In order to initiate this renewal of the classical osteopathic model, it seemed to us that the best starting point for an osteopath was to return to the founding intuitions of AT STILL and thus rediscover his vision... of the living bone. Too often reduced to a simple biomechanical structure, bone is in fact much more: a living, dynamic organ at the heart of the body's physiological and fluidic balances. Thus, to paraphrase our friend John Lewis, who titled his beautiful biography of A.T. Still ‘From Dry Bone to Living Man’, we aim to revitalise the osteopathic model by starting with living bone and moving towards a more dynamic and original model of osteopathy.

 

That is why we have chosen to launch the BONE PROJECT with a founding event: a course by Jo Bueckens entitled The Secret Potential of Bone in Osteopathy.

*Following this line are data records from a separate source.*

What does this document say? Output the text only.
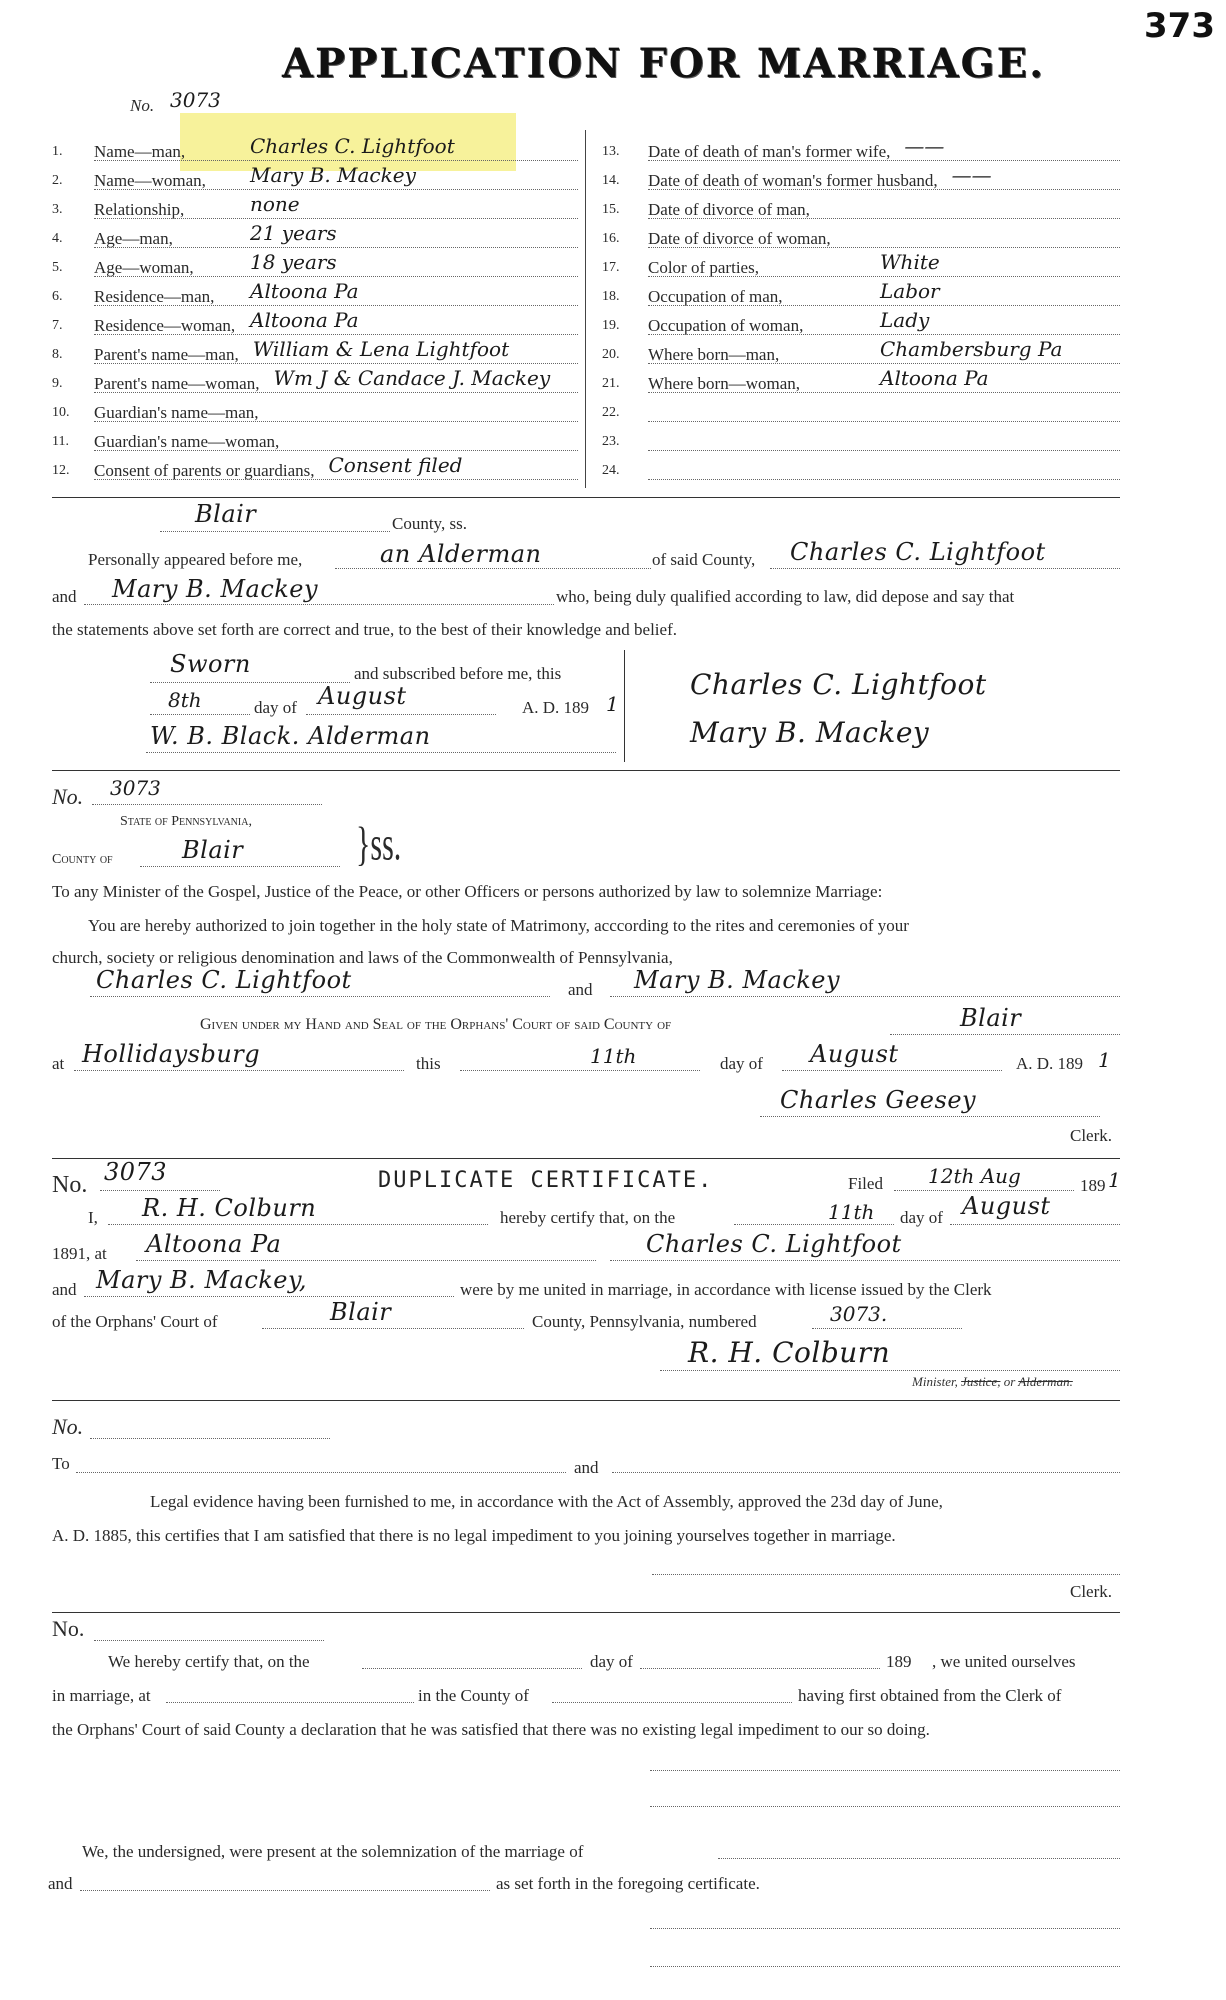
373
APPLICATION FOR MARRIAGE.
No. 3073
1. Name—man,	Charles C. Lightfoot
2. Name—woman, Mary B. Mackey
3. Relationship,	none
4. Age—man,	21 years
5. Age—woman,	18 years
6. Residence—man, Altoona Pa
7. Residence—woman, Altoona Pa
8. Parent's name—man, William & Lena Lightfoot
9. Parent's name—woman, Wm J & Candace J. Mackey
10. Guardian's name—man,
11. Guardian's name—woman,
12. Consent of parents or guardians, Consent filed
13. Date of death of man's former wife, ——
14. Date of death of woman's former husband, ——
15. Date of divorce of man,
16. Date of divorce of woman,
17. Color of parties,	White
18. Occupation of man,	Labor
19. Occupation of woman,	Lady
20. Where born—man,	Chambersburg Pa
21. Where born—woman,	Altoona Pa
22.
23.
24.
Blair	County, ss.
Personally appeared before me,	an Alderman	of said County, Charles C. Lightfoot
and Mary B. Mackey	who, being duly qualified according to law, did depose and say that
the statements above set forth are correct and true, to the best of their knowledge and belief.
Sworn	and subscribed before me, this
8th	day of August	A. D. 189 1
W. B. Black. Alderman
Charles C. Lightfoot
Mary B. Mackey
No. 3073
State of Pennsylvania,
County of	Blair	}ss.
To any Minister of the Gospel, Justice of the Peace, or other Officers or persons authorized by law to solemnize Marriage:
You are hereby authorized to join together in the holy state of Matrimony, acccording to the rites and ceremonies of your
church, society or religious denomination and laws of the Commonwealth of Pennsylvania,
Charles C. Lightfoot	and Mary B. Mackey
Given under my Hand and Seal of the Orphans' Court of said County of	Blair
at Hollidaysburg	this	11th	day of August	A. D. 189 1
Charles Geesey
Clerk.
No. 3073	DUPLICATE CERTIFICATE.	Filed 12th Aug	189 1
I, R. H. Colburn	hereby certify that, on the	11th day of August
1891, at Altoona Pa	Charles C. Lightfoot
and Mary B. Mackey,	were by me united in marriage, in accordance with license issued by the Clerk
of the Orphans' Court of	Blair	County, Pennsylvania, numbered	3073.
R. H. Colburn
Minister, Justice, or Alderman.
No.
To	and
Legal evidence having been furnished to me, in accordance with the Act of Assembly, approved the 23d day of June,
A. D. 1885, this certifies that I am satisfied that there is no legal impediment to you joining yourselves together in marriage.
Clerk.
No.
We hereby certify that, on the	day of	189 , we united ourselves
in marriage, at	in the County of	having first obtained from the Clerk of
the Orphans' Court of said County a declaration that he was satisfied that there was no existing legal impediment to our so doing.
We, the undersigned, were present at the solemnization of the marriage of
and	as set forth in the foregoing certificate.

Over the past two years, we have had the opportunity to meet Jo, exchange ideas with him, and discover his innovative work that reinvents bone, no longer as a simple mechanical framework, but as an organ in its own right — notably a vascular, erythropoietic organ at the heart of circulation and vital regulation.

 

His perspective and highly accomplished clinical practice renew and extend Still's great rule of ‘arterial supremacy’ , and re-establish osteopathy in the legacy of the pioneers, notably that of Professor Michael Lane, a major figure in osteopathic physiology at the beginning of the 20th century who, as early as 1916, presented osteopathy as a medicine of the immune system.

 

JO is the author of a remarkable book, BONE THE BEST-KEPT SECRET, which has not yet been translated into French and is only available on Jo Buekens' website.

 

This inaugural course will take place in November, in Dijon from 6 to 9 November 2025 at the Hôtel du Parc, and will mark the official launch of the BONES project, which will run for several years. This project is expected to run until 2028, with the organisation of interim symposiums and a final conference in 2028 dedicated to bone in osteopathy and the 20th anniversary of SOFA, whose ambition will be to present the results of the research carried out over the next four years and thus contribute effectively to the emergence of a new general scientific model of osteopathy.